Even more than the words, he is the obvious message—his charisma, his presence. He simply lives his truth and charms people.

Any funds left over from producing the events he gives to charity. He receives no speaking fee. Combine that with his message and what can be bad about a visit from The Dalai Lama?

Well, unless you’re the Chinese of course. While The Dalai Lama is the spiritual head of Tibetan Buddhism, he lives in exile in India. He fled Tibet when the Chinese forcibly took it over. He’s also a constant reminder of China’s actions, and said in San Diego that his relationship with China is not improving.

I don’t mean this to take anything away from The Dalai Lama and the significance of what he had done or who he is, but don’t we really have to give the Chinese a little credit for opening the door for him? We know him as much more, but The Dalai Lama calls himself a simple monk. His message is not complicated, just difficult for most of us to apply and use in all of life’s circumstances. Then again, that’s fine. We’re human, and not expected to be perfect.

Shouldn’t the way this has all unfolded be a lesson for governments? Shouldn’t it teach them the ineffectiveness of force? The result of trying to control this “simple monk” has helped turn him into a world leader, and ought to be a constant reminder to governments everywhere that trying to change by force just doesn’t work very well.

Perhaps at this point he would be in roughly the same position without the Chinese putting the world spotlight on him, but he has used his circumstances to his benefit—and by his benefit, I mean having a worldwide stage to deliver his message.

Isn’t The Dalai Lame the perfect example that force seems to have the opposite effect of what is intended? The Dalai Lama didn’t go away. He became more well known.

Unfortunately I don’t think governments get that part of the message. Instead, they try to control—form a commission, appoint a czar, and/or go to war to force what they want. How’s that working?

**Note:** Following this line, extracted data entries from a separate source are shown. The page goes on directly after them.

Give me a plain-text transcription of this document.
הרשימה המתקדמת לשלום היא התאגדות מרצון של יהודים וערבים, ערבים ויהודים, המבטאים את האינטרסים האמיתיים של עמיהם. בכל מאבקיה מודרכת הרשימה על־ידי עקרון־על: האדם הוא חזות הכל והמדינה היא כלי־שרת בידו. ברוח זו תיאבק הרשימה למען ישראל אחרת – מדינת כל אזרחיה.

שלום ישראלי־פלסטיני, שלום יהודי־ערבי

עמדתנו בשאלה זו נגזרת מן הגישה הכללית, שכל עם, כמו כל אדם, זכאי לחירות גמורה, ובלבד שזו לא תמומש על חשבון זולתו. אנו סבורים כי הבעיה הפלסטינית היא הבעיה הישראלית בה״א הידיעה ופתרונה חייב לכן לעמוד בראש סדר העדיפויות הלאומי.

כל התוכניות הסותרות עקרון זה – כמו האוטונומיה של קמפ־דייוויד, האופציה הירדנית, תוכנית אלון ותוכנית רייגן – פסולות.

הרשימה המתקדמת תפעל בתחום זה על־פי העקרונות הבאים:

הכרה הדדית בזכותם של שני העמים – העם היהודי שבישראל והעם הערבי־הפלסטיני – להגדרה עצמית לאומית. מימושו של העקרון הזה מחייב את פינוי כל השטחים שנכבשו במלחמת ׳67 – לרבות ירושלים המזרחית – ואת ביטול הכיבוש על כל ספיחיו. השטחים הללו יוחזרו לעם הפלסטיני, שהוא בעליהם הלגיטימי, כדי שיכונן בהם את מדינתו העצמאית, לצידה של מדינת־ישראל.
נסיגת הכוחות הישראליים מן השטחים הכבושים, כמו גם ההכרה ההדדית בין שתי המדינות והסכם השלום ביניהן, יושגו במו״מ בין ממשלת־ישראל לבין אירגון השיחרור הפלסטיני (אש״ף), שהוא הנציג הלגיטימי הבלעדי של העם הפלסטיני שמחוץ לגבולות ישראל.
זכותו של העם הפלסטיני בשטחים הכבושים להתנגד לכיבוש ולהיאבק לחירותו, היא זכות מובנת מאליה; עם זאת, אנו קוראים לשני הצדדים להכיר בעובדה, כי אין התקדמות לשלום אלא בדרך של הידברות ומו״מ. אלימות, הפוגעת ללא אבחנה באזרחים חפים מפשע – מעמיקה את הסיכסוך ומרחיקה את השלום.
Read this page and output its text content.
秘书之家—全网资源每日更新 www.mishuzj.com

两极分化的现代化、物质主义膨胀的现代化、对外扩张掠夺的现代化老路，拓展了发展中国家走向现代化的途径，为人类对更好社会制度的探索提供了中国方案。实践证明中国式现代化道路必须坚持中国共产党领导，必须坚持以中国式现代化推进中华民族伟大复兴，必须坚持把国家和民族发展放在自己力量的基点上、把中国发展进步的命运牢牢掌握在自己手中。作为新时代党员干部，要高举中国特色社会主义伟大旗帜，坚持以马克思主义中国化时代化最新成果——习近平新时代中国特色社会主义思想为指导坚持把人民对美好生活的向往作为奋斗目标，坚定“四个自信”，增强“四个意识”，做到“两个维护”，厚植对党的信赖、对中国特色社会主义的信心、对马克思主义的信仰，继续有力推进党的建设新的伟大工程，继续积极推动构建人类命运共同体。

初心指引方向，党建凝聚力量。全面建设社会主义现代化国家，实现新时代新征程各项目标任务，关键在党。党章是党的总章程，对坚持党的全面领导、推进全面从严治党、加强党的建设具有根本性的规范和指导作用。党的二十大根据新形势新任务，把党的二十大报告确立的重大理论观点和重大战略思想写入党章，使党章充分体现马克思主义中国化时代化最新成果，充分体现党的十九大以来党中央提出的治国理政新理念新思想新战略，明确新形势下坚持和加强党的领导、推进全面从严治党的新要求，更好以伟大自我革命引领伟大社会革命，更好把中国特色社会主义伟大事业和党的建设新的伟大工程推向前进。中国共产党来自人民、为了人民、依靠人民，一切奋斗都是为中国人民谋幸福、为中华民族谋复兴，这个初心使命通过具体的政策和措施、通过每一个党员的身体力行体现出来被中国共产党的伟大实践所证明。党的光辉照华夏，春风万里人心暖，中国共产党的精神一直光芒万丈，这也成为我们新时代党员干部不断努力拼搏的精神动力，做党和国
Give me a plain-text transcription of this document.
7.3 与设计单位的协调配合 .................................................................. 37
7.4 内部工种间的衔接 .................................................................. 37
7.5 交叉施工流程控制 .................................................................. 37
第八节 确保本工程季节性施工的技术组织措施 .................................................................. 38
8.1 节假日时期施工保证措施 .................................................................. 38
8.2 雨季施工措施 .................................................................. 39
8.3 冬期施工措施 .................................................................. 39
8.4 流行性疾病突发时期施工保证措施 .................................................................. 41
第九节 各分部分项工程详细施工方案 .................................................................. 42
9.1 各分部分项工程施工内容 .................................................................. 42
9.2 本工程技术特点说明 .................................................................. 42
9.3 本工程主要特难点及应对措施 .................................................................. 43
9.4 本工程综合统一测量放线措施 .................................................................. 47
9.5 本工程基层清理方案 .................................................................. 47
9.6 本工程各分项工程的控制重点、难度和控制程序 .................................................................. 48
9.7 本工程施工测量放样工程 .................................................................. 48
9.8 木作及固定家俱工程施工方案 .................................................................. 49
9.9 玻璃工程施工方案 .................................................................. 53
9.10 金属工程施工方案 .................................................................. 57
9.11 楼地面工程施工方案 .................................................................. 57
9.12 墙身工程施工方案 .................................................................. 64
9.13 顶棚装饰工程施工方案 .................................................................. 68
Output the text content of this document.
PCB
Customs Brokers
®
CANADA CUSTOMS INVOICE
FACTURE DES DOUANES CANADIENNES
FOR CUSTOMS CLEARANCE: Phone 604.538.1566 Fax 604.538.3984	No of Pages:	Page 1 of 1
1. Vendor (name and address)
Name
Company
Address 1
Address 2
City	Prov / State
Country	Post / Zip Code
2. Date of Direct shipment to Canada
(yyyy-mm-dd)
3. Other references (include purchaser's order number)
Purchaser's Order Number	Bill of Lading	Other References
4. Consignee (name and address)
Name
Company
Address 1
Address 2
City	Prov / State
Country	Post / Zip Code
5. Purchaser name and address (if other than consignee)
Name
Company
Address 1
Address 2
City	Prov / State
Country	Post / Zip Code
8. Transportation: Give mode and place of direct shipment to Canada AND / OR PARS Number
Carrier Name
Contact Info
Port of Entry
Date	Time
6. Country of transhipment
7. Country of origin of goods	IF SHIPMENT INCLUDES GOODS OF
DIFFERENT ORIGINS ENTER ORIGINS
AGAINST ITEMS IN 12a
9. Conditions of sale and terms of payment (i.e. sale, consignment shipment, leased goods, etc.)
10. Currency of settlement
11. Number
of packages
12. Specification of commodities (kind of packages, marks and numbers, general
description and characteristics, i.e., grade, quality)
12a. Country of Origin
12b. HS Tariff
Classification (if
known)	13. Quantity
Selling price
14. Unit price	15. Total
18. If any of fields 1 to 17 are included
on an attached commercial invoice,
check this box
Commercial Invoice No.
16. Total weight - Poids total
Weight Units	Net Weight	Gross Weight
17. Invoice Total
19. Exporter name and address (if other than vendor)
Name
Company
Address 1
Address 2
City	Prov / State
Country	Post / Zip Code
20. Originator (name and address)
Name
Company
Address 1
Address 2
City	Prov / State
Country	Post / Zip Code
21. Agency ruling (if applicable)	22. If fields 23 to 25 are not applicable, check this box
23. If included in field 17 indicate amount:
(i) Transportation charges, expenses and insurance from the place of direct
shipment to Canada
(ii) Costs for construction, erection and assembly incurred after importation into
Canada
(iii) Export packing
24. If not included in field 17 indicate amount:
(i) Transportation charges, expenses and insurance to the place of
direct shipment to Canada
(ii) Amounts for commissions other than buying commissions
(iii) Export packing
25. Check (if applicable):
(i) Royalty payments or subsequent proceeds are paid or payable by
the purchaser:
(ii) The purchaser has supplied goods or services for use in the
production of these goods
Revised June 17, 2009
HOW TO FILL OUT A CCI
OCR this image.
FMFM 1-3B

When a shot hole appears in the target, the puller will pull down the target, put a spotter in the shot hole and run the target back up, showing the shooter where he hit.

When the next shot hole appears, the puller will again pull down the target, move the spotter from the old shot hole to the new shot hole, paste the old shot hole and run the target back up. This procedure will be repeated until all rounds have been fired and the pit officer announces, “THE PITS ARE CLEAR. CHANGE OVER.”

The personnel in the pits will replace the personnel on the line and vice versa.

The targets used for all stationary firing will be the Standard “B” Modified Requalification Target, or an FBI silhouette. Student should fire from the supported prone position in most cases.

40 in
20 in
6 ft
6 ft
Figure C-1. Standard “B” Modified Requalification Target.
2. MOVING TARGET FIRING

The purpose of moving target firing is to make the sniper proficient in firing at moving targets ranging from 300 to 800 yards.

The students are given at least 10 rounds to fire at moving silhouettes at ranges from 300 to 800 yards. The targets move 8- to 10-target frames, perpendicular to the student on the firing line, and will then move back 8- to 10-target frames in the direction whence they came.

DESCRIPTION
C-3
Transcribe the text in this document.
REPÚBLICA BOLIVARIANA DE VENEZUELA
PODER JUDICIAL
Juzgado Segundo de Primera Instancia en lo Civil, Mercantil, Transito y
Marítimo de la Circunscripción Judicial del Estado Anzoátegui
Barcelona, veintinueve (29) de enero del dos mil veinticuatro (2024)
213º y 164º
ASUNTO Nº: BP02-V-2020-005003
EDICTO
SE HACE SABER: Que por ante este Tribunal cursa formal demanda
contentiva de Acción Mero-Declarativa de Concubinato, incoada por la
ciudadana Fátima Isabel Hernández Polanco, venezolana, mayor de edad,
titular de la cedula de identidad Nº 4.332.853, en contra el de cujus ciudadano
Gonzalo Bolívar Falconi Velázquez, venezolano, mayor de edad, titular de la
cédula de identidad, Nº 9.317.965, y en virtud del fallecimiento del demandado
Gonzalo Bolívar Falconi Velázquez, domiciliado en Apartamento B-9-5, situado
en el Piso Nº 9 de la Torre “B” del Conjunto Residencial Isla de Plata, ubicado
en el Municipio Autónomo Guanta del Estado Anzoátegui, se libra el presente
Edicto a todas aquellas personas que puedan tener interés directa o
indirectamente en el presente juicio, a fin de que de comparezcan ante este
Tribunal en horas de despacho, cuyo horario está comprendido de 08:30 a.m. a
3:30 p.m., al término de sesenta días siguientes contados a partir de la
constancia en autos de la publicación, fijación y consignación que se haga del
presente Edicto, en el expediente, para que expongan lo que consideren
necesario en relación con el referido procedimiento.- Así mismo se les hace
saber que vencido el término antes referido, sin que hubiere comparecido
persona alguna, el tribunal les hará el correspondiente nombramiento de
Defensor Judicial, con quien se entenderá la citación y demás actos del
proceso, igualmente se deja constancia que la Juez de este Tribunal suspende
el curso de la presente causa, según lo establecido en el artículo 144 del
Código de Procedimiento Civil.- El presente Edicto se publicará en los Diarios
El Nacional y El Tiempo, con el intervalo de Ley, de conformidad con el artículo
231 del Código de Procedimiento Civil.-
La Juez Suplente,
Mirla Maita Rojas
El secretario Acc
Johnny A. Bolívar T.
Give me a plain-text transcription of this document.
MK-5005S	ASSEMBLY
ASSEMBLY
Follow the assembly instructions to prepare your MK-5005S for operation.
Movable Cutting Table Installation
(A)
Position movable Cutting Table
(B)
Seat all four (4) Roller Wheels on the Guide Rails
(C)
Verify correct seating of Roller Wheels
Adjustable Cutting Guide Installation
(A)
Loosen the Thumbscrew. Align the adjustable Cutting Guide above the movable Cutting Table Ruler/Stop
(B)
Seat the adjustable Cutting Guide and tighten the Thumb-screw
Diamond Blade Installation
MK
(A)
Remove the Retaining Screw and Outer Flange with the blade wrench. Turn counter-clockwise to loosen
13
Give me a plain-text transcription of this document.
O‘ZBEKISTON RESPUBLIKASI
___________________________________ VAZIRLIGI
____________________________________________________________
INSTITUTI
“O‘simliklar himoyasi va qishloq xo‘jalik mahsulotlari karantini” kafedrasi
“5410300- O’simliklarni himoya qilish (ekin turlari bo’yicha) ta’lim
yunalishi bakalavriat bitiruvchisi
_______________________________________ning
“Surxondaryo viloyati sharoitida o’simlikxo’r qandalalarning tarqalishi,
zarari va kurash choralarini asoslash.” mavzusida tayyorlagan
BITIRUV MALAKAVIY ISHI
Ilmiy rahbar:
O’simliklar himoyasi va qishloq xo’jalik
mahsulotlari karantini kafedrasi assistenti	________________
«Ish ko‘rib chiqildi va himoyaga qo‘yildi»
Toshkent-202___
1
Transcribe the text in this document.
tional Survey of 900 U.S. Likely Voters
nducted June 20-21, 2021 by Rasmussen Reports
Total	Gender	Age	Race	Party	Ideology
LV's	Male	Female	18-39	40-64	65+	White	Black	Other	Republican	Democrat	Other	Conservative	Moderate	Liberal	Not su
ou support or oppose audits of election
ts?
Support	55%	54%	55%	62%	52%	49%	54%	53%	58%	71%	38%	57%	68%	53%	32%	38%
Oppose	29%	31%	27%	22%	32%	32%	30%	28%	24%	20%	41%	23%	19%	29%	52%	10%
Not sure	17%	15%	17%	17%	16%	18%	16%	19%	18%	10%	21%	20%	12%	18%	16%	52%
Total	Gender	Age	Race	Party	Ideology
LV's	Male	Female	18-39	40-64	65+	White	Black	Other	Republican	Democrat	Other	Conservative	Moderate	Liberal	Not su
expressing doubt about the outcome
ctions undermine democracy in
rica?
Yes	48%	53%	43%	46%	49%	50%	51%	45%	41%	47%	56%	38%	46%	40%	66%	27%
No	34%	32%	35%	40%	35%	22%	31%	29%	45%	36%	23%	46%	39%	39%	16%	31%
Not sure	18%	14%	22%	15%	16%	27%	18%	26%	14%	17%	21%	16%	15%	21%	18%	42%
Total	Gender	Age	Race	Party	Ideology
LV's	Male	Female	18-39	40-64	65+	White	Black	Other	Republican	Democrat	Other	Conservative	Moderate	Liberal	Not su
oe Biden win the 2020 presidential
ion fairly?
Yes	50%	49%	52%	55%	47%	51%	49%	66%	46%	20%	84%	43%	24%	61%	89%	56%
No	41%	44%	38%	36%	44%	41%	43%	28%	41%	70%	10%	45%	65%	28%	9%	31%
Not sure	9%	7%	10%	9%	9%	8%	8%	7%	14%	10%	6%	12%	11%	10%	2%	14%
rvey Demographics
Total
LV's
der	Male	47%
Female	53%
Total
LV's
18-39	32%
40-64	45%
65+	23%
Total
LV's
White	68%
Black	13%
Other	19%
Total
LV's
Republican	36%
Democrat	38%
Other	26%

Ideally, current events show us how futile it is to overreact or force things. In reaction to a handful of terrorists we warred with two small nations, with questionable success. Now, over ten years later, the actions of one out-of-control U.S. military “terrorist” has pretty much rendered ineffective what the military hoped to accomplish. Each side seems to have made the actions of so few, so important, and so costly to both.

Just as China helped The Dalai Lama, some think we may have even brought Afghanistan together—in opposition to us and the opposite of what our “forces” intended to accomplish.

I’ve always found it strange that the people who think of control and force as a solution or vehicle for change when it comes to controlling people and populations—and object to other people’s choices about how they live their life — are usually the same people who want the least amount of control when it comes to the economy and business. In other words, “hands off what’s important to us.” If it’s true then the marketplace naturally works out glitches on its own—and the less government interference the better—why a different standard when dealing with people?

I don’t mean we shouldn’t control people who won’t control themselves; I mean please don’t think we can prevent problems in advance by using force or control.

Unfortunately, whether it’s the government, the military or the police, controlling terrorists, populations or crimes in advance is not their strong suit. They are usually reacting afterward.

“Fixing” things by force ends up looking like trying to control Jell-O by squeezing it. Push over here and it comes out over there.

I know The Dalai Lama isn’t saying what I’m saying, but isn’t he a great example of the ineffectiveness of external force and control in ways he doesn’t talk about? The Dalai Lama teaches living with compassion—without fear and with hope—through changing ourselves, which then also influences others.

I hope some of that filters into today’s political rhetoric. Perhaps those who think they can quickly force their brand of change on others should come with “caution” or “danger” signs attached.